The tree itself, once 40 metres high, has died back to a stump and presents a massive, gaunt skeleton to the sky. But what is most interesting in the report are some snippets of spice lore—a Han dynasty ruler forbade any subject to address him who had not chewed cloves beforehand—and the horrific practices of The Netherlands United East India Company (VOC), the world's first multinational corporation.
To ensure its lucrative trade monopoly, in 1652 the VOC instituted a policy of "extirpation": its agents would uproot, burn or otherwise destroy all spice-bearing trees outside its own plantations. Only Afo, high on the mountainside, survived the arboreal genocide.

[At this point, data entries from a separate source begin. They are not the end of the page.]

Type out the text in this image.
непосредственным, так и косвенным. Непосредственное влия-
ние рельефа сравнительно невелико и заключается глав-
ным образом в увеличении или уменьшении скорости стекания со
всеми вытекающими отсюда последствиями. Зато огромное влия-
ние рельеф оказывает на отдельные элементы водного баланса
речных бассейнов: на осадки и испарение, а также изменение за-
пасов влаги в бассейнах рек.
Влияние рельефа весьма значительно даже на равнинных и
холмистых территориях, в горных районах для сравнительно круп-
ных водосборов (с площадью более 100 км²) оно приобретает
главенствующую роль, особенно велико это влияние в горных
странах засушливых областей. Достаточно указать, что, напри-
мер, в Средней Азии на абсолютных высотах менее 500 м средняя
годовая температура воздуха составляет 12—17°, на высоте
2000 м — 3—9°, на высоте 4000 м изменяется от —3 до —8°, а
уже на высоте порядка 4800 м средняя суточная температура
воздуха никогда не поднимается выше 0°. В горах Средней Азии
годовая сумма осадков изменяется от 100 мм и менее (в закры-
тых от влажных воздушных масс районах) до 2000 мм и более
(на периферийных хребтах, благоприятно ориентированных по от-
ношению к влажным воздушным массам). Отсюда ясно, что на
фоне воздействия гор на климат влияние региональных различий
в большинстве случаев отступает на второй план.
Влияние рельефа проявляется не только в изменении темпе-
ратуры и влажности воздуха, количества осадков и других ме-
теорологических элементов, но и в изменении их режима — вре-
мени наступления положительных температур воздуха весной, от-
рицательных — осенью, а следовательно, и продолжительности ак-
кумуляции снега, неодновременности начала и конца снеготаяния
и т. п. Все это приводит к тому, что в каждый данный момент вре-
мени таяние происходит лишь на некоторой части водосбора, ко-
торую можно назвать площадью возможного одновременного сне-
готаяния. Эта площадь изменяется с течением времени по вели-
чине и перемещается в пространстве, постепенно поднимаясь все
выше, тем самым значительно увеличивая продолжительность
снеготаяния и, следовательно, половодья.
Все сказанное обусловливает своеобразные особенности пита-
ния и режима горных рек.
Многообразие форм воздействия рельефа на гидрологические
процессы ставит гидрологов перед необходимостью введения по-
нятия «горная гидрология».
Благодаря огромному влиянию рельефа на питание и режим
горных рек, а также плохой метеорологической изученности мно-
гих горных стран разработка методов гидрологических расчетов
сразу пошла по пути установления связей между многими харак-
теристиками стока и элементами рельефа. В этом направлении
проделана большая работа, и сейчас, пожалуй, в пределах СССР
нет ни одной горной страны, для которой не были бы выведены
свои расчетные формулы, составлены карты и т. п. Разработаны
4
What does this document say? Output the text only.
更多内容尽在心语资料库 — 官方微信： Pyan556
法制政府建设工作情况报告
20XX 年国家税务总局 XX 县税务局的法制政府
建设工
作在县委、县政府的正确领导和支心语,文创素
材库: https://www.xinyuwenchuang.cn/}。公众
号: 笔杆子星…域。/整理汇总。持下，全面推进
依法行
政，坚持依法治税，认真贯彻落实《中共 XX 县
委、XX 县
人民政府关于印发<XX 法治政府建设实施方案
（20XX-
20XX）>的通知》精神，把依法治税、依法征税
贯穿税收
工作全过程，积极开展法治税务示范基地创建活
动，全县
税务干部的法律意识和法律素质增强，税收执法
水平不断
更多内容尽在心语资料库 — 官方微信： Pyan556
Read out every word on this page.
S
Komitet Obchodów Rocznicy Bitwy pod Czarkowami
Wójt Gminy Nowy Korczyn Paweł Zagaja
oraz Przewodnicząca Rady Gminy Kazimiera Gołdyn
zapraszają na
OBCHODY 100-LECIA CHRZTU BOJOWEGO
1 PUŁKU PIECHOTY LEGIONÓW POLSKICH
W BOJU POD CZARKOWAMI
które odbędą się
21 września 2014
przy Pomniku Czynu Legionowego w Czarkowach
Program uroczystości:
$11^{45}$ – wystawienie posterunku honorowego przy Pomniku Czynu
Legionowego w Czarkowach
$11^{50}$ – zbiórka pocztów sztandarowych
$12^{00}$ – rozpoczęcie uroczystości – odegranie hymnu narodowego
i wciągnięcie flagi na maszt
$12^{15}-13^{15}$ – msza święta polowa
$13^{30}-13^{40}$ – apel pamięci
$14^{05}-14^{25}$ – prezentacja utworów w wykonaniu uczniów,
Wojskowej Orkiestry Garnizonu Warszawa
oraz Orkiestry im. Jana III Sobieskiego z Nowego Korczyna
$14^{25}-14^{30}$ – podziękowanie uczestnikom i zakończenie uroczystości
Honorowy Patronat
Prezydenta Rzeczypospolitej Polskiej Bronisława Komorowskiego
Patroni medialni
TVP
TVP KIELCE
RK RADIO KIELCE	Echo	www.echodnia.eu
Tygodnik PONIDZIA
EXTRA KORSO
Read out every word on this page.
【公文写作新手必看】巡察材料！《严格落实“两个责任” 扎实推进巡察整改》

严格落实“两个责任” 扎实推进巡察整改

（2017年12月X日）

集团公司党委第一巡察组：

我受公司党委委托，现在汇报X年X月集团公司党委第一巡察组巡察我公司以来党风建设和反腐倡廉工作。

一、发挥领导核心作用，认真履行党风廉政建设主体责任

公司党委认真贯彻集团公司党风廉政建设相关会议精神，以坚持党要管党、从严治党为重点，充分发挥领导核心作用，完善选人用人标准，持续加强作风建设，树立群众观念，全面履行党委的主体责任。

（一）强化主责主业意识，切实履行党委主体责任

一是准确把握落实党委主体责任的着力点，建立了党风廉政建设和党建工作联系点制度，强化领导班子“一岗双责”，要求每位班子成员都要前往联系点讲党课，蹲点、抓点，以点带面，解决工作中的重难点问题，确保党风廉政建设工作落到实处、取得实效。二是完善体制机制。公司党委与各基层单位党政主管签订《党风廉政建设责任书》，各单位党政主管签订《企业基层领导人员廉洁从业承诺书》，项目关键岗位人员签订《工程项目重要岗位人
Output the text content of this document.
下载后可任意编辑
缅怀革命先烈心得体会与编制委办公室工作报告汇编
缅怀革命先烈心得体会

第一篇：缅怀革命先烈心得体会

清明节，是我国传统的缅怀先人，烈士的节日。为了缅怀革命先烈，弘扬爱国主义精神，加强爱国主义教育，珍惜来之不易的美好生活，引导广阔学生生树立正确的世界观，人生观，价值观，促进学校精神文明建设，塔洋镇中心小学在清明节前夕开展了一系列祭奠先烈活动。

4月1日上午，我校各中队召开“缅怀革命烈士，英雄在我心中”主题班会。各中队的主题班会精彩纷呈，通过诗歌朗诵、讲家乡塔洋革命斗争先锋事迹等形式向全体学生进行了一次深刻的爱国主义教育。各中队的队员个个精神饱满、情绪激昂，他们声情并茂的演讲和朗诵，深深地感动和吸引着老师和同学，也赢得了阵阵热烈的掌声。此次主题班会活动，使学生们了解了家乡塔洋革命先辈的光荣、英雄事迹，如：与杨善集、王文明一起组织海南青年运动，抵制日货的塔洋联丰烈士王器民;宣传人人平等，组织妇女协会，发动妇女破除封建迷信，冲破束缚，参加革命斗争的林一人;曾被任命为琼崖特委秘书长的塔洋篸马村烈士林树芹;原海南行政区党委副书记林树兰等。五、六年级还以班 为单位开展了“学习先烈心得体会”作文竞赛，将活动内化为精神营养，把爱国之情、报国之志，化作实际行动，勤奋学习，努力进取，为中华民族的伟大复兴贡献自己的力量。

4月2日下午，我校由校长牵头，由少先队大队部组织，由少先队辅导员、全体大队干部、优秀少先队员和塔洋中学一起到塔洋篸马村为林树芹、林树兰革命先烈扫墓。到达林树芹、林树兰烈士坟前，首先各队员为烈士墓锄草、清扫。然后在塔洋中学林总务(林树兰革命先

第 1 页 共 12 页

Anyone caught growing, stealing or possessing clove plants without authorisation faced the death penalty. On the Banda Islands, to the south - the world's only source of nutmeg - the Dutch used Japanese mercenaries to slaughter almost the entire male population.
Like Opec today, the Voc also limited supply to keep prices high. Only 800-1,000 tonnes of cloves were exported per year. The rest of the harvest was burned or dumped in the sea.
Worrall also alludes to Monsanto as well as the OPEC oil cartel for latter-day examples of this ruthlessly monopolistic corporate lineage. And since we have recently been informed by the US Supreme Court that corporations are people too, it is also enlightening to know that they all sprang from a psychopathic Dutch progenitor.
But redemption was to be found in the person of a French naturalist with the Dickensian name of Pierre Poivre (Peter Pepper), who "stole" some of Afo's seedlings (aka trade secrets), which became the foundation stock of the clove plantations of the Seychelles and Zanzibar, ending the Dutch monopoly.
Not a great deal of morality in the tale, but fascinating nonetheless.